Katherine Mangu-Ward,
Why are you choosing to use an 8 year old article to represent the pro-organic side, when a recent Univ. Michigan peer-reviewed article is available?
http://www.ns.umich.edu/htdocs/releases/story.php?id=5936
"Researchers from the University of Michigan found that in developed countries, yields were almost equal on organic and conventional farms. In developing countries, food production could double or triple using organic methods, said Ivette Perfecto, professor at U-M's School of Natural Resources and Environment, and one the study's principal investigators."
Sam-Hec,
Nice job.
Always good for the up to date data.
That is cool. But keep in mind that at the end of the article the researcher is said to have defined "organic" on his own terms, not in commercial terms by which the label is currently administered and sold. Also, from the article and the linked abstract it is not clear he is comparing otherwise-identical farms that differ only in a choice of organic vs. non-organic. E.g. farms run organically in the third world might tend to be administered by large companies selling to the first world which can efficiently use the newest advances and efficiently manage harvest and distribution over larger scales.
Also note that what the study implies is that organic farming makes better use of the chief capital used on undeveloped countries' farms: human and animal capital. As those countries attain affluence and urbanize, food production will be forced to accommodate a much smaller farming population supporting a larger overall population. Then and there, as for now here in the first world, production will specialize and mechanize, rendering such practices as use of animal poop for fertilizer less appealing relative to the industrial alternative.
Nitrogen fertilizer is actually an important contributor to global warming, both because of the significant chunk of energy used in its manufacture and because as much as a third of the nitrogenous fertilizer applied to soil will decompose chemically and escape into the atmosphere as greenhouse gasses such as N2O, which is much more potent than carbon dioxide over the long term (interesting overview of agriculture's contribution to worldwide emissions). The other major contribution of farming to emissions is machinery operation, which can be cut more than in half by adopting no-till agriculture (it takes a lot of energy to drag a giant metal anchor/net combo through every inch of thousands of acres of land). No-till is not addressed by organic (as a commercial label) but is being independently adopted by many otherwise conventional farmers.

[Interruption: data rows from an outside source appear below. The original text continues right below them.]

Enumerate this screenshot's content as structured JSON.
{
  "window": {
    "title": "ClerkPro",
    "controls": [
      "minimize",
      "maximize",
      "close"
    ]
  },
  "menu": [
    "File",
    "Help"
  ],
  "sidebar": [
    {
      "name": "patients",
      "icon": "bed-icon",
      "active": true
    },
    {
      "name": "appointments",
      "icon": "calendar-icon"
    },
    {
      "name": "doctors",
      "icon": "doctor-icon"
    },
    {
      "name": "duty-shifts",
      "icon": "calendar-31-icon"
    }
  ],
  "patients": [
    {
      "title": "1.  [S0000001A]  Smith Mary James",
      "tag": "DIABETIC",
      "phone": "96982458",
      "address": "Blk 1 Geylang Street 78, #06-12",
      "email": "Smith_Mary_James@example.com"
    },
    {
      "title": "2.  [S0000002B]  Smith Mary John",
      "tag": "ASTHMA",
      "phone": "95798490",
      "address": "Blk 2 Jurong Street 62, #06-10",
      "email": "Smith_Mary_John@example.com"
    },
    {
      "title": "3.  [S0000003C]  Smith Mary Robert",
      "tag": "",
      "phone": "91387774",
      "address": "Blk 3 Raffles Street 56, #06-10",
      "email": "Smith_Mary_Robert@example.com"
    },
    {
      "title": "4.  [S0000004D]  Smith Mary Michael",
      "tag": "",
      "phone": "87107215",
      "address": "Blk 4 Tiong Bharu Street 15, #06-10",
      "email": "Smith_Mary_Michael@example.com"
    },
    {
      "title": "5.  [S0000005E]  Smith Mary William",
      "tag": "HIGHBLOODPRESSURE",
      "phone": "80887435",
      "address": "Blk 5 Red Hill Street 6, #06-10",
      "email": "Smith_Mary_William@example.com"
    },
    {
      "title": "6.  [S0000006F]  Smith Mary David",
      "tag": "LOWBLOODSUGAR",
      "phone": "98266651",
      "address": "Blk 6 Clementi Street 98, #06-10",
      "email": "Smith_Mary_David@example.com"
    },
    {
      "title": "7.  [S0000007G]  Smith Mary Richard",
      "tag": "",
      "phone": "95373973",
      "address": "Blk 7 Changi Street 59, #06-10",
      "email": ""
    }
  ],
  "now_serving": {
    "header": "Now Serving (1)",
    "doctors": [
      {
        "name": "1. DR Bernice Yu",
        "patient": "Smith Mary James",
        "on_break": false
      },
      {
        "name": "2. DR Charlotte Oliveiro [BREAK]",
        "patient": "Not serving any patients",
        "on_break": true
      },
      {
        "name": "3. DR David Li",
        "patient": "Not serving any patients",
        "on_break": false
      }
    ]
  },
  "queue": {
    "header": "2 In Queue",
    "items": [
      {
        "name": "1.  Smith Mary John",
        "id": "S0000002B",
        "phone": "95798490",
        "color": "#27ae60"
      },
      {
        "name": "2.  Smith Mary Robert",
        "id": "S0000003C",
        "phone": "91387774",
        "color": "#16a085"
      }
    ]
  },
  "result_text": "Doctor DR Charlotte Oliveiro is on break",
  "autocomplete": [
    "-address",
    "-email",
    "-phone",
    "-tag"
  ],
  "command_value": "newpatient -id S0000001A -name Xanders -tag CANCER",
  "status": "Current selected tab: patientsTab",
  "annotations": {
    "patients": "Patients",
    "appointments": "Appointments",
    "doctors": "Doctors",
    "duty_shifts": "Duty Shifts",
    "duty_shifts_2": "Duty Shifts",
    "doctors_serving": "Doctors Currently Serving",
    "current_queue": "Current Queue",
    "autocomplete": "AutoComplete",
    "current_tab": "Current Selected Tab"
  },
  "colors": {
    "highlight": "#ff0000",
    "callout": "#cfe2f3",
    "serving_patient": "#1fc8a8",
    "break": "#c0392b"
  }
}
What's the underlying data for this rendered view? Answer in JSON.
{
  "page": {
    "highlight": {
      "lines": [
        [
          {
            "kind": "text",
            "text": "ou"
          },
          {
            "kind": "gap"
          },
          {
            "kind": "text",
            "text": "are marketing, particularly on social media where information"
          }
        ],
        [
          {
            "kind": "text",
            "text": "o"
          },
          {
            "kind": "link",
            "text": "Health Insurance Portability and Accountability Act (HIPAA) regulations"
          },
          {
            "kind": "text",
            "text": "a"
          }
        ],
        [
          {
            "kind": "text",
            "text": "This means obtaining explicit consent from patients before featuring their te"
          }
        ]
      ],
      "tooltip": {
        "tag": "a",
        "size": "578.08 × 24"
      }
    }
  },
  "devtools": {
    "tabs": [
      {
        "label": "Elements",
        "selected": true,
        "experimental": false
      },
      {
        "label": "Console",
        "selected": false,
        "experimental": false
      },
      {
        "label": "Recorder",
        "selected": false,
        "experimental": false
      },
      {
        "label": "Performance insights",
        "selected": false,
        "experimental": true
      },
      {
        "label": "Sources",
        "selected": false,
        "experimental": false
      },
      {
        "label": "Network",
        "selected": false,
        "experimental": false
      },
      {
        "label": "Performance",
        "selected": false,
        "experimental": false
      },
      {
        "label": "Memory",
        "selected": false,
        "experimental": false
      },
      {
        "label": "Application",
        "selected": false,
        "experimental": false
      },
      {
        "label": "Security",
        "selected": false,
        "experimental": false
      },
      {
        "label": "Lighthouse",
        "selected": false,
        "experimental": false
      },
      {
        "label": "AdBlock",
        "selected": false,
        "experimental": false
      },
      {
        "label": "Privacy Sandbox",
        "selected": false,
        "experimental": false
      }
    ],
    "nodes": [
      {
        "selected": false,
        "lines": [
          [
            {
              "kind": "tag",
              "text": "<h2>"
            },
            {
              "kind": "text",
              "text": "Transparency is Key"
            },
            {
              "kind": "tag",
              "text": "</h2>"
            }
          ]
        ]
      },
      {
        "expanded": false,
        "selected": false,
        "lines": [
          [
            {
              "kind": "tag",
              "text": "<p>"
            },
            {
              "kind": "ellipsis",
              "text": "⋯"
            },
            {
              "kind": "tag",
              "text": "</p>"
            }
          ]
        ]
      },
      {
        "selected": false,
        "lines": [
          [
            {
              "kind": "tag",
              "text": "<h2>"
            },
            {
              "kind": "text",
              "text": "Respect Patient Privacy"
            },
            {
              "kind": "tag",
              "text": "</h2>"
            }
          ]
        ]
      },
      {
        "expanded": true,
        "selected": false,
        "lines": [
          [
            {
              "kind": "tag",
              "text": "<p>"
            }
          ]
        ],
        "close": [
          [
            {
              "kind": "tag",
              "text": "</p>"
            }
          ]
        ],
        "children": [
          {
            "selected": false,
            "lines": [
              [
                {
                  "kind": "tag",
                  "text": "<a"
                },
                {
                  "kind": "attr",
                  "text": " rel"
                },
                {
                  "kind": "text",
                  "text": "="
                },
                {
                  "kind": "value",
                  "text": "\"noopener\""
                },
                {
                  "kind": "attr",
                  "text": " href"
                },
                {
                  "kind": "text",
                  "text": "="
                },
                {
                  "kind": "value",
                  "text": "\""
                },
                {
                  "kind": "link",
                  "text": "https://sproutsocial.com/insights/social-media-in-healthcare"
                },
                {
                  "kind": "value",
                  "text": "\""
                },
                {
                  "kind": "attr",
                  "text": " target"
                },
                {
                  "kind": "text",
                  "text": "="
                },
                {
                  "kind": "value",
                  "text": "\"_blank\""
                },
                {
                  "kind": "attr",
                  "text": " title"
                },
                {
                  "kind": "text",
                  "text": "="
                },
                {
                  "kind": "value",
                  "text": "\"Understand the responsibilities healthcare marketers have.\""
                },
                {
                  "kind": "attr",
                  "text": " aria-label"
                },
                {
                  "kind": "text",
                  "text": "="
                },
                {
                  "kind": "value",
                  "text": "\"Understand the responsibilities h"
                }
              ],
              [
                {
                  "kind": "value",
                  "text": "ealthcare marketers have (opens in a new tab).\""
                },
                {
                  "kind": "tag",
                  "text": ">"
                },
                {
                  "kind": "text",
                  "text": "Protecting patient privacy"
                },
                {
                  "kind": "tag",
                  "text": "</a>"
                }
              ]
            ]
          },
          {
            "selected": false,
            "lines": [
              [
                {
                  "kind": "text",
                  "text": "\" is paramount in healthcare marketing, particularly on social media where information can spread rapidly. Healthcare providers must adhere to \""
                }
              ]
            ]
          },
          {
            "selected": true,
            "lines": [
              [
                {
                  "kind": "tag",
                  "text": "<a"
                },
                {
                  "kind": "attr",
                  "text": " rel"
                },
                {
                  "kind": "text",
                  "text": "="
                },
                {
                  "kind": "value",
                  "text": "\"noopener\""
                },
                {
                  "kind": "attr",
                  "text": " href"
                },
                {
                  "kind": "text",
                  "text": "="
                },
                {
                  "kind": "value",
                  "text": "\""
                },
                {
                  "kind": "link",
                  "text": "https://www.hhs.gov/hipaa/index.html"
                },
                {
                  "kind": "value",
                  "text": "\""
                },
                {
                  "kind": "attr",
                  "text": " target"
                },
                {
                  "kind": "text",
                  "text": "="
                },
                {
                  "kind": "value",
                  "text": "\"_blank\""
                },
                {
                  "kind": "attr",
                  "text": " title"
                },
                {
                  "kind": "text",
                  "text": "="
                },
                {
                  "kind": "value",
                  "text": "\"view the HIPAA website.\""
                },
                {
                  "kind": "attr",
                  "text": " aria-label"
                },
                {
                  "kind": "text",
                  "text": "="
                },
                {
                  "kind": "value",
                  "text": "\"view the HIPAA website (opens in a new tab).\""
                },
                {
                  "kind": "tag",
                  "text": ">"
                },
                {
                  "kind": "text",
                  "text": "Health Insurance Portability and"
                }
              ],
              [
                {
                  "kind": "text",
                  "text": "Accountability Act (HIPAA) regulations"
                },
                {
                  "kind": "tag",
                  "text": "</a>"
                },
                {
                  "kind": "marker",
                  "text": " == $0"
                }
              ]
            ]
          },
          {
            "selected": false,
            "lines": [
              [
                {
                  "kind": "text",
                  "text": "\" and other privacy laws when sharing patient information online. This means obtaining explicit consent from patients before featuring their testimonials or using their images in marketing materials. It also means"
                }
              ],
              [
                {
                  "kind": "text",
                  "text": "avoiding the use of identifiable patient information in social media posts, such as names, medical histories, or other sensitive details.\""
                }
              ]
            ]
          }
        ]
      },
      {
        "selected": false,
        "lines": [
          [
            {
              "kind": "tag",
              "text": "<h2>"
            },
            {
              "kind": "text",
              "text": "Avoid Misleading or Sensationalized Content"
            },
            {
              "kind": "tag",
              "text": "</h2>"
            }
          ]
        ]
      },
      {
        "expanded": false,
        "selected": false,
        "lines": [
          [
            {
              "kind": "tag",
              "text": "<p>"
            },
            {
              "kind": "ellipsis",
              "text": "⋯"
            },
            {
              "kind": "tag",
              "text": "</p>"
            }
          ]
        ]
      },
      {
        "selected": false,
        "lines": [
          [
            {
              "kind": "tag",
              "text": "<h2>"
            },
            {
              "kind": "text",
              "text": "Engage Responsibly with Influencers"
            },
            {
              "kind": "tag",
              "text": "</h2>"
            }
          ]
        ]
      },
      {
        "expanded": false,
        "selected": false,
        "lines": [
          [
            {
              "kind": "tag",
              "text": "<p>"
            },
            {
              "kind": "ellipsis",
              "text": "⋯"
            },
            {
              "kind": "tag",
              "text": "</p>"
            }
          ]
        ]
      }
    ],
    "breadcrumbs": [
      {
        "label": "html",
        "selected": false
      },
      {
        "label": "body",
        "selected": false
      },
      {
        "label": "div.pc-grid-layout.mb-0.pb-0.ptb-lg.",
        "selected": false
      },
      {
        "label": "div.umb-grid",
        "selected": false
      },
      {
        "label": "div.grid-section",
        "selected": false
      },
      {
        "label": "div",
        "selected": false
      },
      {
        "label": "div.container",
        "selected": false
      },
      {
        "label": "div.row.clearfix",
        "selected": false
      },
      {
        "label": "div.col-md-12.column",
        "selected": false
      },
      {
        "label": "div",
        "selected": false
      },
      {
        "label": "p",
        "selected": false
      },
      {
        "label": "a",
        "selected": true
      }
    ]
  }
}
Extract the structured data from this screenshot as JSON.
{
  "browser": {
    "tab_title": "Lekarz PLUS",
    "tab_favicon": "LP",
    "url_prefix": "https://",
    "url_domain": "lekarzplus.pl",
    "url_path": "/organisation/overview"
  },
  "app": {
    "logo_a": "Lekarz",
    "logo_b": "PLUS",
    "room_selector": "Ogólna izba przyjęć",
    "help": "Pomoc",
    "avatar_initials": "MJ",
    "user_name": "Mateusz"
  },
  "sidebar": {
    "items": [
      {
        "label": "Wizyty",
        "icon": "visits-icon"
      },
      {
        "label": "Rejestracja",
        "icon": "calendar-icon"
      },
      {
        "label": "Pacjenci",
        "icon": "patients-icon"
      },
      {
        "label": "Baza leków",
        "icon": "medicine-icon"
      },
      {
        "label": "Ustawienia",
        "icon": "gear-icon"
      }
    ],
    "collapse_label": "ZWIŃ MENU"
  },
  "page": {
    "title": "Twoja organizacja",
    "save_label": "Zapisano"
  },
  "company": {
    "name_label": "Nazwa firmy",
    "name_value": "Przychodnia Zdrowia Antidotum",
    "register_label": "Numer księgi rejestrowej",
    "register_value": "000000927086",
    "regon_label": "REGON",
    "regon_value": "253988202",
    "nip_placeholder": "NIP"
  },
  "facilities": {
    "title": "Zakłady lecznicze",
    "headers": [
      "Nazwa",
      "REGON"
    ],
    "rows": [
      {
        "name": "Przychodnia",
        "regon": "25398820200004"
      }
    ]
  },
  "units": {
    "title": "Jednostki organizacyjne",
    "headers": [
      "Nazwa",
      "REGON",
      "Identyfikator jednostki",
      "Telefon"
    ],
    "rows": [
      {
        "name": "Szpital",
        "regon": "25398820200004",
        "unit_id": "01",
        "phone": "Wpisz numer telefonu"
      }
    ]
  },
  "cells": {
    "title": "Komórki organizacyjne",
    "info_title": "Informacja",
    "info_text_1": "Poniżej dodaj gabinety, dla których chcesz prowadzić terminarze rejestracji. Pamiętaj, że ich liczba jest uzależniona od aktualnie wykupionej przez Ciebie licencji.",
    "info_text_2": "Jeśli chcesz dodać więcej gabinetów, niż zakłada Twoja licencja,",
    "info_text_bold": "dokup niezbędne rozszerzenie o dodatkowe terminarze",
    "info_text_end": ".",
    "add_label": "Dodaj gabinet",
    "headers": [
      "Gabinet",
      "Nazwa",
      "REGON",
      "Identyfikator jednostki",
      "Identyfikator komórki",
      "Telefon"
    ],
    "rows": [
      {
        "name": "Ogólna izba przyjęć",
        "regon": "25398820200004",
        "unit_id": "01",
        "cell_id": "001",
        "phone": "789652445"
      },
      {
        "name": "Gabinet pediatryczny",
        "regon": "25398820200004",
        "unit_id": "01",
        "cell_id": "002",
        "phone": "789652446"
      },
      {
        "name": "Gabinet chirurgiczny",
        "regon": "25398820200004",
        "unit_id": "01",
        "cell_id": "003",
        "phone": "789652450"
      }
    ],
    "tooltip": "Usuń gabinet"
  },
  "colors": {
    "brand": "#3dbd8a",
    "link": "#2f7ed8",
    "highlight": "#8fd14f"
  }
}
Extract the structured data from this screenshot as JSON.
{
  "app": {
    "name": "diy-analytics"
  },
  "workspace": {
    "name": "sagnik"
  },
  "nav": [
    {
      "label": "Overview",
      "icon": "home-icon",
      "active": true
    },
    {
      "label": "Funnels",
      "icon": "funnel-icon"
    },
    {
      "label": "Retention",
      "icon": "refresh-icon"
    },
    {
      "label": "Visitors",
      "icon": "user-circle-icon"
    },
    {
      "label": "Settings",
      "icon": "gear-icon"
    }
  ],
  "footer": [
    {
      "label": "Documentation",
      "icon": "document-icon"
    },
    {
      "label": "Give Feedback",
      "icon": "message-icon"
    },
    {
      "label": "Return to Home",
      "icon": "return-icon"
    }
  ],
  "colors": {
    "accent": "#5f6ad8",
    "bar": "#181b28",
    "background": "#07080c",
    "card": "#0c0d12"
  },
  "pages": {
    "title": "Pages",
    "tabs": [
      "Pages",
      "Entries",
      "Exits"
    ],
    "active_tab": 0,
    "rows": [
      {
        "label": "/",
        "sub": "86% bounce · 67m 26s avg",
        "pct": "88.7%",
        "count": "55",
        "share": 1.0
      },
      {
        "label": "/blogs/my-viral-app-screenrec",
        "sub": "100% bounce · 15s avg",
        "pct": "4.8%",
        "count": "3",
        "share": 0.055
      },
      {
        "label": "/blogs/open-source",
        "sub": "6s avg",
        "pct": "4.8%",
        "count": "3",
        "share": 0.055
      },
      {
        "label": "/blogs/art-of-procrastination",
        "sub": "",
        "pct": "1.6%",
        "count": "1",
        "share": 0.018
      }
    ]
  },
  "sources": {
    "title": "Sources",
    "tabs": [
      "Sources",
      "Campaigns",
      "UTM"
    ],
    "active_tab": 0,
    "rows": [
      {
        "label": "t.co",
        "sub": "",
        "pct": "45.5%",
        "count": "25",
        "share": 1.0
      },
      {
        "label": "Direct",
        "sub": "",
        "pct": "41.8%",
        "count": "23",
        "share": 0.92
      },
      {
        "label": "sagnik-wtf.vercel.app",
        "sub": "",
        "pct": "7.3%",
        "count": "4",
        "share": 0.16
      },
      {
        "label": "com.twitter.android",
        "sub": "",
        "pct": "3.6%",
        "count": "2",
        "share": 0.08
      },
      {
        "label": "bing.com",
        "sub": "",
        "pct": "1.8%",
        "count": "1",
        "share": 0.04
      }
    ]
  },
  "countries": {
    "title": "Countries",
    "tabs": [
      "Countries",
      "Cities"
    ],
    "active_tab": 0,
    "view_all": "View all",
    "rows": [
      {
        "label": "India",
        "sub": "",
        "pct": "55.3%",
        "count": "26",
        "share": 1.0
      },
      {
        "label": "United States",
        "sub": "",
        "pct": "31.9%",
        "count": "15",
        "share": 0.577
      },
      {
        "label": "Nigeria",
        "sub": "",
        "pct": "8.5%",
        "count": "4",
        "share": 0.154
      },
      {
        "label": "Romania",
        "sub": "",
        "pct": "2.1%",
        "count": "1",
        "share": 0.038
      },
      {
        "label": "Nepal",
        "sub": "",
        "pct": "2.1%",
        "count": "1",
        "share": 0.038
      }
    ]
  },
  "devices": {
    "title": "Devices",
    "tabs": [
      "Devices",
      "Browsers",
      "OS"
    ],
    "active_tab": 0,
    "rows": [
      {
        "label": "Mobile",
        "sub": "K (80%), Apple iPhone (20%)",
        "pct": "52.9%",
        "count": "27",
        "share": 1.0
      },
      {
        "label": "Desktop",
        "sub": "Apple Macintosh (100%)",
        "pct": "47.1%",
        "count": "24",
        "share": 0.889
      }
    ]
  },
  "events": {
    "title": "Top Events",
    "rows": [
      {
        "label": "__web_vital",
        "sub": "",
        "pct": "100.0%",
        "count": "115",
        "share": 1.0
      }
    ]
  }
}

Also (fun with the net!) here is another look at what I said about the use of resources to produce meat. You'll have to scroll up a few lines to see the relevant caption (poor web design): the (US) food system consumes ten times more energy than it provides to society in food energy. It's not clear, but I don't think they mean "energy" to include inedible energy like that from diesel. The source material that website cites describes the western diet as "extraordinarily meaty."